A new article published in Tropical Medicine and Infectious Disease reported that the initial studies demonstrating the efficacy of oral glucose-electrolytes solutions in reducing or eliminating the need for i.v. therapy for dehydrationcaused by acute watery diarrheas (AWD), were focused on cholera patients. While later research adapted the oral therapy (ORT) methodology for treatment of non-cholera AWDs, including for pediatric patients. These adaptations included the 2:1 regimen – using 2 parts of the original WHO oral rehydration solution (ORS) formulation followed by 1 part additional plain water, and a “low sodium” packet formulation with similar average electrolyte and glucose concentrations, when dissolved in the recommended volume of water. 
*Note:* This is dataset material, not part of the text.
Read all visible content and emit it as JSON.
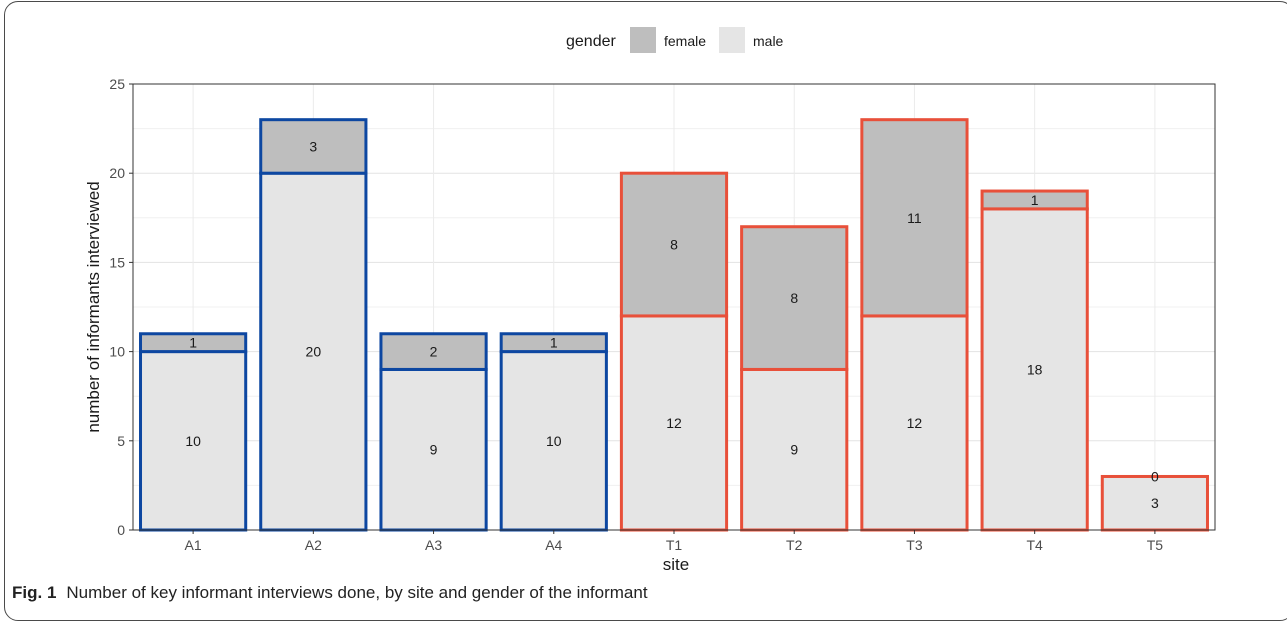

Moreover, the programmatic desire for a single ORS packet formulation has led to controversy over use of the “low sodium” formulations to treat cholera patients. This current review concluded that the use of low-sodium ORS to treat cholera patients renders a negative sodium balance, leading to hyponatremia and—in severe cases, particularly in pediatric cholera—to seizures and other complications of sodium depletion. Thus, two separate ORS formulations should be used for cholera therapy and for non-cholera pediatric AWD.
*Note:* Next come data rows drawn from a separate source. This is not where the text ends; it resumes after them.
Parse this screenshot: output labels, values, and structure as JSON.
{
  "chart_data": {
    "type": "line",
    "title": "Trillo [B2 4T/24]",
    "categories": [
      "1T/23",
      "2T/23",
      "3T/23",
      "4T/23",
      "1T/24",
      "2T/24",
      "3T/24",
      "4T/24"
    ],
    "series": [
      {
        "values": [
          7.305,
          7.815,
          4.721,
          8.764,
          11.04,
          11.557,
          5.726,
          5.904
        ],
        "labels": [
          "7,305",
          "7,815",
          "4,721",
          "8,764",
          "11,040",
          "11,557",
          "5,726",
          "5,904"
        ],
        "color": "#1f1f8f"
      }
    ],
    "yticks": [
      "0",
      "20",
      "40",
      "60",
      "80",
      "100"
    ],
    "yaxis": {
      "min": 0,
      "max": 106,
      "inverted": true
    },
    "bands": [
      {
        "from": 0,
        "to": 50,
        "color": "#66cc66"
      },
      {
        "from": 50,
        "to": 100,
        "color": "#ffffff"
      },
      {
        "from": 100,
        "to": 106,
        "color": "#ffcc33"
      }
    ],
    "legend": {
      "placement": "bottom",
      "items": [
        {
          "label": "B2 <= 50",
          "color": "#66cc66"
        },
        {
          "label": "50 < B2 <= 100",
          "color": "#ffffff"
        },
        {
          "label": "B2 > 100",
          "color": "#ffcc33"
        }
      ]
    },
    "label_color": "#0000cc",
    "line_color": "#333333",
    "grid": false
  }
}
The authors inferred that it is in the long-term public health interest to choose safer and more effective ORS formulation for cholera. Hyponatremic seizures and other neurologic and developmental sequelae are avoidable morbidities. Both, rice and glycine–glucose ORS have advantages in cholera, but for use in packets, glycine, which does not require boiling, may be advantageous, and may have superior shelf life before and after mixing.